Éd. Libre Expression, 2007, 457 p.

L'Impact des Tsiganes au Québec

Les tsiganes forment un peuple originaire de l'Inde, qu'ils ont quitté vers l'an 1000 pour se répandre à travers l'Europe, surtout en Roumanie, voire même au Canada. Mario Bolduc a suivi leur destin jusqu'à ce jour, en éclairant toutes les facettes de leur ramification. Les assises de son roman bien documenté sont d'ordre historique. Oeuvre instructive qui renseigne brillamment sur le sort d'un peuple qui a servi de bouc émissaire à tous les péchés du monde.

Victimes de préjugés, les tsiganes ont été pourchassés au point de se retrouver dans les camps de la mort avec les juifs lors de la Deuxième Guerre mondiale. C'est à Auschwitz que se noue l'intrigue alors que le prisonnier Emil Rosca réussit à tirer ses marrons du feu grâce à sa virtuosité à l'accordéon. Il attire ainsi l'attention de Christina Müller, la femme d'un officier supérieur qui s'éprend de ce tsigane roumain.

L'amante s'est juré de toujours veiller sur le sort du jeune Emil. Révéler comment elle s'y est prise pour le protéger diminuerait l'intérêt soulevé par le suspense. Sans vendre la mèche, on peut affirmer que ce thriller raconte l'enlèvement d'un petit Montréalais en vacances en Gaspésie par un tsigane hongrois. Kevin Dandurand, le père de l'enfant, part à sa recherche en Roumanie, où il est accusé injustement du meurtre de 23 Roumains, brûlés vif dans un immeuble que l'on a incendié. Pour se sortir de ce guêpier, il profite de l'amitié du héros du roman, Max O'Brien. Cet escroc professionnel, qui lui a enseigné son art, accourt à sa rescousse afin de l'aider à retrouver son fils tout en échappant à la justice roumaine.

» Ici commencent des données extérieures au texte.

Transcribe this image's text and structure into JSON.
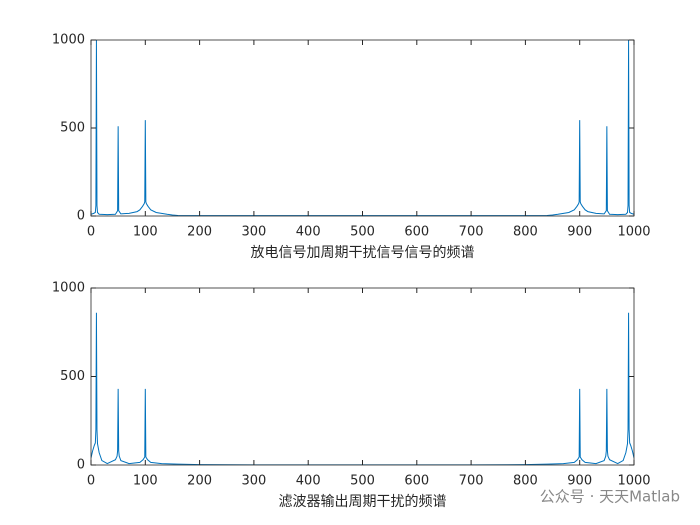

La trame, tissée avec de nombreux fils, reproduit un tableau complexe, composé d'éléments historiques, ethniques, familiaux, amoureux et policiers. L'auteur mène ce projet ambitieux avec assez de dextérité même si les liens entre les différents volets romanesques parviennent mal à faufiler ce patchwork. Tsiganes n'échappe pas aux défauts des best-sellers volumineux, dits populaires. Redondances, longueurs, nombreux personnages au profil mal défini. Un roman de presque 500 pages, exigées parfois par les éditeurs, demande de laisser courir l'imagination à brides abattues au risque de prendre le mors aux dents. L'écriture devient plus laborieuse dans un tel contexte. Elle emprunte souvent à l'art du résumé, suivi même d'un questionnaire comme on en trouve dans les éditions destinées aux étudiants. Ces balises sont très utiles certes, mais elles confèrent, à ce thriller, un accent pédagogique au détriment de la narration. Malgré les bémols, Tsiganes est un roman original, intéressant et, parfois, émouvant. Mario Bolduc a dirigé son projecteur sur un peuple mal connu, dont il a su saisir l'âme comme Alice Ferney dans Grâce et Dénuement.